The youth have the power in their hands to shape not only their future, but also the current state of affairs.
If you haven’t been living under a rock, then you know that Michelle Obama just delivered the speech of speeches of the 21st century. Like the Huffington Post tweeted: “This is Michelle Obama’s world. We’re just living in it.”
But take a moment to wipe away the tears (I know I did) and decipher it for it what it meant. More than a rallying call to support Hillary Clinton’s bid for the US presidency, it was a message about her children and for all children. They hold a lot of promise, and her choice is to enable them to realize this promise, to have a leader that will guide and deliver a bright future. In one of the more moving lines of her speech, she spoke of having a time where the impossible is made possible, where the “highest and hardest glass ceiling” can be broken, and that children can now come to “take for granted that a woman can become President of the United States.”
These are lofty words, and yet, it rings true. Kids, children, the youth are indeed brimming with potential. They are the stuff of clichés. Let’s do this for the next generation, they say. Or in another pop culture reference—Game of Thrones—they are the reason you stage a war or burn cities to the ground.
These are all valid reasons, of course. However, if you look at it from another angle, the youth here seem to be mere ‘objects’ or a point of reference – an inactive part of the equation. Whereas if you turn this around, the youth can become the change agent. They can drive the action and realize results themselves. Now.
There is no better example of this than in an election. In Japan a few weeks ago, the same youth vote contributed to Prime Minister Shinzo Abe winning the majority of the Upper House. Those in their teens and early twenties felt the benefits of Abenomics and job creation, thus prompting them to support Abe’s party in the first election for many among the Japanese youth.

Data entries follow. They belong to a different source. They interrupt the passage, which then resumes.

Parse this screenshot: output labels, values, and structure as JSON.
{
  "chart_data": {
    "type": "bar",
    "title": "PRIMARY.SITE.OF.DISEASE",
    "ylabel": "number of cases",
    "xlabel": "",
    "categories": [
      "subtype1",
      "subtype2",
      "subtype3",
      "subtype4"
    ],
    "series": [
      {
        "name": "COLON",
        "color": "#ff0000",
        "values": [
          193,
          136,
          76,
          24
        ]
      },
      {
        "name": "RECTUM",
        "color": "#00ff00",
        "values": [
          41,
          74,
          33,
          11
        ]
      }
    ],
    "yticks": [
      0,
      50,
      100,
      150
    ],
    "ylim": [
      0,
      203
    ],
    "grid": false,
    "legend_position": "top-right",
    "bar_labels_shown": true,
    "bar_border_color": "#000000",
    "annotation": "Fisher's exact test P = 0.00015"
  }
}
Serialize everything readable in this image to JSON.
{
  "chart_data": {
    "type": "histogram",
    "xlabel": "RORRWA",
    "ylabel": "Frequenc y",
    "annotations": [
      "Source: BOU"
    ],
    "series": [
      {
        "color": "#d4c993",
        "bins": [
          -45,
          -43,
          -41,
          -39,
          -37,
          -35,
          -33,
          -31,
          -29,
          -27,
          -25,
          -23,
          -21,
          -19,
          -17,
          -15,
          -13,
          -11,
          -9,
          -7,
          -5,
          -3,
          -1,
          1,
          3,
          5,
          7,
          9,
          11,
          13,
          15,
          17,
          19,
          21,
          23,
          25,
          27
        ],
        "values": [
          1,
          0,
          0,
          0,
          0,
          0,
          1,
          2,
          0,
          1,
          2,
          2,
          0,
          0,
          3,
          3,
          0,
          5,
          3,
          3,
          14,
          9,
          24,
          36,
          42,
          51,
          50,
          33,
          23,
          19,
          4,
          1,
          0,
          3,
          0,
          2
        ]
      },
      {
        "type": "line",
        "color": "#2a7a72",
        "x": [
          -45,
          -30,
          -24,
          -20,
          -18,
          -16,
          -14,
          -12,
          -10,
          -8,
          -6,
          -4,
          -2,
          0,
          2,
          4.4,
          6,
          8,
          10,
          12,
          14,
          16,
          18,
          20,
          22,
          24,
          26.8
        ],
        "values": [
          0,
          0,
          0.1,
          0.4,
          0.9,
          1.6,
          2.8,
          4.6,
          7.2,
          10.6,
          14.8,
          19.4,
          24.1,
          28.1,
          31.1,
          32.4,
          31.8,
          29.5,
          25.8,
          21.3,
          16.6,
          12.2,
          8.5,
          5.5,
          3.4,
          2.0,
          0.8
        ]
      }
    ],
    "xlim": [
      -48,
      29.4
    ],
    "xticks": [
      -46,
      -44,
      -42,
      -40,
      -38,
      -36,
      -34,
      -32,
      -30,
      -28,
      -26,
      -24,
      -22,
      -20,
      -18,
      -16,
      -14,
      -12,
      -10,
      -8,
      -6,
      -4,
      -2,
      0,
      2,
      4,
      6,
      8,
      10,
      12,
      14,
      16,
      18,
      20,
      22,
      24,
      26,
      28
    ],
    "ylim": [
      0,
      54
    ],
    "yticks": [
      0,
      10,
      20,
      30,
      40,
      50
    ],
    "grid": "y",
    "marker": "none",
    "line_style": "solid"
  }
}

On the other side of the pond, the debacle of Brexit brought about a debate on the role of the youth in the outcome of the EU referendum. Many blamed young people for not showing up to vote Remain, and thus they were told not to blame the older generation for screwing up their future. However, soon after polling day this was debunked by the London School of Economics, with a study noting that the youth did turn up to vote and that Leave simply had more numbers.
The youth, therefore, have the power in their hands to shape not only their future, but also the current state of affairs. It is for this reason that ADB is calling on the youth, particularly those 18 to 25 years old, to lend their voice and share their ideas on better transport. Through a video of not more than three minutes long, they can put a spotlight on mobility issues that plague them—such as fear of walking home at night after class lest they be harassed, or losing quality of life due to congestion that eat away hours meant for sleeping, studying or spending time with family—or solutions that can greatly ease their daily journey or others’.
Called Are We There Yet, this youth video competition is a play on words that we often hear from kids or toddlers eager to reach a destination. For this contest we, the adults and transport experts, ask you the question – are we there yet? Are we at a point where transport helps our way of life or does it hinder us from development? Do you think negative transport impacts such as air pollution, increasing emissions and road fatalities affect you? Or are these mere concepts that are not relevant to millennials?
We think you have a lot to say, and not just because Snapchat numbers are on the rise. But more importantly, we think there’s a lot that the youth can do. Sending a video entry is one way. Those who win stand to present their ideas on an international stage and who knows, there may be an industry practitioner, NGO worker or government official who might just take you up on your proposal.
But there are more reasons. We encourage you to rethink transport and redefine the way we move. Invent solutions, create awareness or use a bike for short-distance travel. In India, Arjun Kumar took this one step further. When he was only 12, after a cyclone affected Chennai, he found his parents waiting at home worried, so he decided to make an app that lets parents or guardians know where a school bus is at any given time, whether the child is in the bus, and how much time will it take for the bus to arrive home. He received an award from MIT in 2012. He also eventually made a personal safety app for women and young girls.
And so to paraphrase another Obama, we, including the youth, have the capacity to shape our destiny. “I see a younger generation full of energy and new ideas, not constrained by what is, ready to seize what ought to be.”